Friday, December 10, 2010

Last board meeting for 2010

Girding for more hard times

The last meeting of 2010 of the Goochland County Board of Supervisors included usual year-end housekeeping matters. Streamlined procedures have shortened monthly sessions to a few hours in the afternoon and early evening.

It’s good to see new faces attending these meetings, especially Susan Lascollette from the Goochland Tea Party. There is just no substitute for watching these proceedings in person. However, recordings posted on the county website a few days after the meetings are a second best way to follow local government and make up your own mind.

The December board meeting agenda usually includes the annual inclusion and deletion of parcels of land in the Tuckahoe Creek Service District. This year, however, major changes are planned. Instead of simply amending the TCSD ordinance, according to county administrator Rebecca T. Dickson, the Virginia Attorney General has opined that the entire ordinance should be repealed and a new, improved ordinance enacted in its place.

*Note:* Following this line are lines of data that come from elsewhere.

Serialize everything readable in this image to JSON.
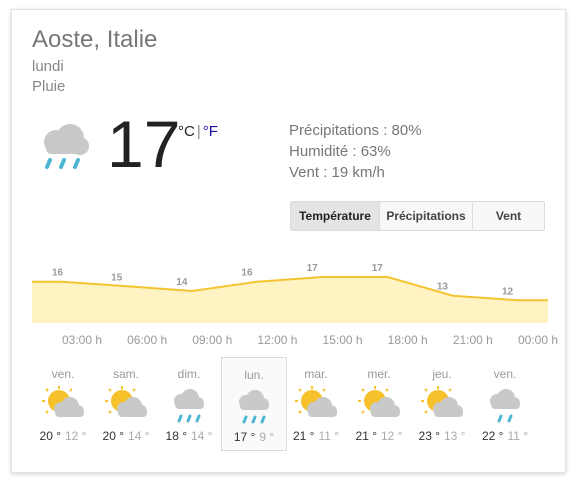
{
  "location": "Aoste, Italie",
  "current": {
    "day": "lundi",
    "condition": "Pluie",
    "icon": "rain-cloud-icon",
    "temp": "17",
    "unit_c": "°C",
    "unit_sep": "|",
    "unit_f": "°F"
  },
  "details": {
    "precip": "Précipitations : 80%",
    "humidity": "Humidité : 63%",
    "wind": "Vent : 19 km/h"
  },
  "tabs": [
    "Température",
    "Précipitations",
    "Vent"
  ],
  "active_tab": "Température",
  "chart_data": {
    "type": "area",
    "x": [
      "03:00 h",
      "06:00 h",
      "09:00 h",
      "12:00 h",
      "15:00 h",
      "18:00 h",
      "21:00 h",
      "00:00 h"
    ],
    "values": [
      16,
      15,
      14,
      16,
      17,
      17,
      13,
      12
    ],
    "ylim": [
      8,
      20
    ],
    "grid": false
  },
  "forecast": [
    {
      "day": "ven.",
      "hi": "20 °",
      "lo": "12 °",
      "icon": "sun-cloud-icon",
      "selected": false
    },
    {
      "day": "sam.",
      "hi": "20 °",
      "lo": "14 °",
      "icon": "sun-cloud-icon",
      "selected": false
    },
    {
      "day": "dim.",
      "hi": "18 °",
      "lo": "14 °",
      "icon": "rain-cloud-icon",
      "selected": false
    },
    {
      "day": "lun.",
      "hi": "17 °",
      "lo": "9 °",
      "icon": "rain-cloud-icon",
      "selected": true
    },
    {
      "day": "mar.",
      "hi": "21 °",
      "lo": "11 °",
      "icon": "sun-cloud-icon",
      "selected": false
    },
    {
      "day": "mer.",
      "hi": "21 °",
      "lo": "12 °",
      "icon": "sun-cloud-icon",
      "selected": false
    },
    {
      "day": "jeu.",
      "hi": "23 °",
      "lo": "13 °",
      "icon": "sun-cloud-icon",
      "selected": false
    },
    {
      "day": "ven.",
      "hi": "22 °",
      "lo": "11 °",
      "icon": "light-rain-cloud-icon",
      "selected": false
    }
  ],
  "colors": {
    "line": "#f4c430",
    "area": "#fff3c4",
    "rain": "#4db6d3",
    "sun": "#f6c12b",
    "cloud": "#c9c9c9"
  }
}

In addition to adding and deleting parcels, the new TCSD ordinance will address matters including mandatory granting of easements and connection policy, which were not part of the original ordinance.

This is a welcome and long overdue action. Confusion and inequity about easements and connection policy have plagued the TCSD since its inception in 2002. Failure to properly address wastewater treatment funding mechanisms in the original ordinance led to the dramatic rate increases that began this year and are expected to continue for the foreseeable future.

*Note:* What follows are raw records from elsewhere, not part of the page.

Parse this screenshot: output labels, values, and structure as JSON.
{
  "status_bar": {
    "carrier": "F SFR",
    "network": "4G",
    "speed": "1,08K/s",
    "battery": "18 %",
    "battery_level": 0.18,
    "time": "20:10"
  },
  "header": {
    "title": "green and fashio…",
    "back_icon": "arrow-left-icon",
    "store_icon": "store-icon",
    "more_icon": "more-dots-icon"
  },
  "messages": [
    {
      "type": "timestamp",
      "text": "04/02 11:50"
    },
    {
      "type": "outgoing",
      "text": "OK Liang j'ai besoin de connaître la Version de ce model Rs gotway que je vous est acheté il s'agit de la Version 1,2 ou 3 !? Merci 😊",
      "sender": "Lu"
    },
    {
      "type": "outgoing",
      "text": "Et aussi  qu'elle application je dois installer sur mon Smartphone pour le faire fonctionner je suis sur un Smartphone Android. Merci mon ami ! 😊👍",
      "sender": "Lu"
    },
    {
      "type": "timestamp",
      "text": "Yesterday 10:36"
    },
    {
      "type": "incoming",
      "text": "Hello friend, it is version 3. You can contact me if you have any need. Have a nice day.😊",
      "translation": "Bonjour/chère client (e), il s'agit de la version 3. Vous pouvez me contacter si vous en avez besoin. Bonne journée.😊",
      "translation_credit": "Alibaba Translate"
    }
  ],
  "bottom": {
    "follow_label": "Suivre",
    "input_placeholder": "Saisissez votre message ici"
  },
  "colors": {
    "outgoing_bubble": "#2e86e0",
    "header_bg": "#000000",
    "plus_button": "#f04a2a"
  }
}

It will be interesting to see how this unfolds. There will be several public hearings on the matter. Stay tuned and pay attention.

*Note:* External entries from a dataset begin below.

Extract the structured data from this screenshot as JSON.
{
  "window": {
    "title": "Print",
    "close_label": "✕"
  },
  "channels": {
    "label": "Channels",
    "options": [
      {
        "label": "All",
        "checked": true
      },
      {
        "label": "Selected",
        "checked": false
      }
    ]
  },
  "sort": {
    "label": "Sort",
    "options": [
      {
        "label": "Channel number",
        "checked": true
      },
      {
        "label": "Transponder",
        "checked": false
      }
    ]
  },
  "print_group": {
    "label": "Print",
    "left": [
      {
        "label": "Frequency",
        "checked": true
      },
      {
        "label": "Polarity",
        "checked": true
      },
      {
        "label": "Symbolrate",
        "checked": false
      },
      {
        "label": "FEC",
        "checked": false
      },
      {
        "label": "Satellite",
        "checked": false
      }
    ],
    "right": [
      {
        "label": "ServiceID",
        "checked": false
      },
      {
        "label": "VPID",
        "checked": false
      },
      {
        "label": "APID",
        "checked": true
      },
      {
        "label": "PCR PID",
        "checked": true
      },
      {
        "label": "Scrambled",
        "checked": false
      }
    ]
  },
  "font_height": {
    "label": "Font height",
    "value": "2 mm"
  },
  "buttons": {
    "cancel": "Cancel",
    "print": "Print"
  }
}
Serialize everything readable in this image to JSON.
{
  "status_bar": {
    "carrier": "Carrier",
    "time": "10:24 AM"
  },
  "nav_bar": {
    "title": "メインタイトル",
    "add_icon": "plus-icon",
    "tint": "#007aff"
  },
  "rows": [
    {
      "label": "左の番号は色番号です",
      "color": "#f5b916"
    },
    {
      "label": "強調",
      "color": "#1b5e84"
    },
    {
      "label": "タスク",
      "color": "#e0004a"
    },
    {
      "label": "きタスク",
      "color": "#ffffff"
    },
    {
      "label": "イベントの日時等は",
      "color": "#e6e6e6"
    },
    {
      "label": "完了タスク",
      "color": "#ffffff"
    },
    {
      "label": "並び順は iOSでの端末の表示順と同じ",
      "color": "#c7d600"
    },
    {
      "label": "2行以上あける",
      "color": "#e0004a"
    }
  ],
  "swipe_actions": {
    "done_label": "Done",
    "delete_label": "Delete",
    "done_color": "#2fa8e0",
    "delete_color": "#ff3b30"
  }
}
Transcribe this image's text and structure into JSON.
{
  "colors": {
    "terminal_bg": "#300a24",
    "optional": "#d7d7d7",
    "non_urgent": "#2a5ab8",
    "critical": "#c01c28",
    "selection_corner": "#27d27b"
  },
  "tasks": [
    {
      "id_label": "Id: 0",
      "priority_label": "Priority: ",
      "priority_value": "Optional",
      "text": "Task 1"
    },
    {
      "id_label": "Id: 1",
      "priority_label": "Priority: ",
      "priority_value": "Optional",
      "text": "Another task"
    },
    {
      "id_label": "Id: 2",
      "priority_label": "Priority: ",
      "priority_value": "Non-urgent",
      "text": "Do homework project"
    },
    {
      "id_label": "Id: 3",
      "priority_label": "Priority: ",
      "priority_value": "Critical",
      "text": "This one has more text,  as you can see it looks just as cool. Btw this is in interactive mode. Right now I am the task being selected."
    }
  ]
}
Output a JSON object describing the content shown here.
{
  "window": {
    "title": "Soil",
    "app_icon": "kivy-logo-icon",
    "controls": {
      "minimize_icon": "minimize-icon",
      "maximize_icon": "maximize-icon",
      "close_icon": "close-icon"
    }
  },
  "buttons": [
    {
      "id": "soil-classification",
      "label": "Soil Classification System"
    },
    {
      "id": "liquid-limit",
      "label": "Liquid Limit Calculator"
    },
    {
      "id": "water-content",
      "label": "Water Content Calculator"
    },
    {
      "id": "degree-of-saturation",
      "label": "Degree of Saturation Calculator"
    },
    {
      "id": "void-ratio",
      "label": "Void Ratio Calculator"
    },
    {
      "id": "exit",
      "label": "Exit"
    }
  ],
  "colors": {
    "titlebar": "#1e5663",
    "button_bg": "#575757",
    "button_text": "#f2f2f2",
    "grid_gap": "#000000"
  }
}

The new year will bring renewed fiscal headaches as the board grapples with the task of funding county services with a revenue base that is expected to continue its decline as a result of a continued decline in real estate assessments.

Initial salvos in that battle were quietly fired by board chair William Quarles, Jr. District 2, who requested that Dickson present, as she did for fiscal 2011, several options for the county budget based on different tax rates. This could provide justification for a real estate tax rate hike.

James Eads, District 5, however, was adamantly opposed to an increase and suggested that Dickson base next year’s budget only on revenue generated by the current 53 cent per $100 of valuation rate.

Eads also suggested that the county explore outsourcing all vehicle maintenance and janitorial services; combine school and county general maintenance personnel; combine school and county purchasing activities and prepare an inventory of small parcels of land owned by the county with an eye toward selling some.

Eads also said that the school system should be strongly urged to present a budget dealing with expected revenues, which it did not do for the current year.

He repeated his entreaty for the school board to hold its meetings in the administration board room where adequate seating, good microphones and an efficient recording system are in place. This would save the school system a little money while enabling it to hold more transparent meetings.

Eads’ comments on outsourcing make a great deal of sense. One way to resolve the perennial debacle of the school bus maintenance garage is to pay someone else to do the job. Given the constraints of the situation, this would require a location in the county, probably Courthouse Village, so that buses and other vehicles could be serviced nearby.

One great advantage outsourcing has is to lessen the number of permanent county employees, which in turn lowers benefit costs including pension liabilities.

The board also approved its 2011 legislative agenda, which notifies the General Assembly Goochland’s stance on a variety of issues. It did not endorse a measure to permit the Virginia Retirement Authority to explore alternative defined contribution funding options for local employees. Few private companies provide defined benefit pension options because of prohibitive costs. Governments at all levels should follow suit or risk being swamped by ever increasing pension liabilities.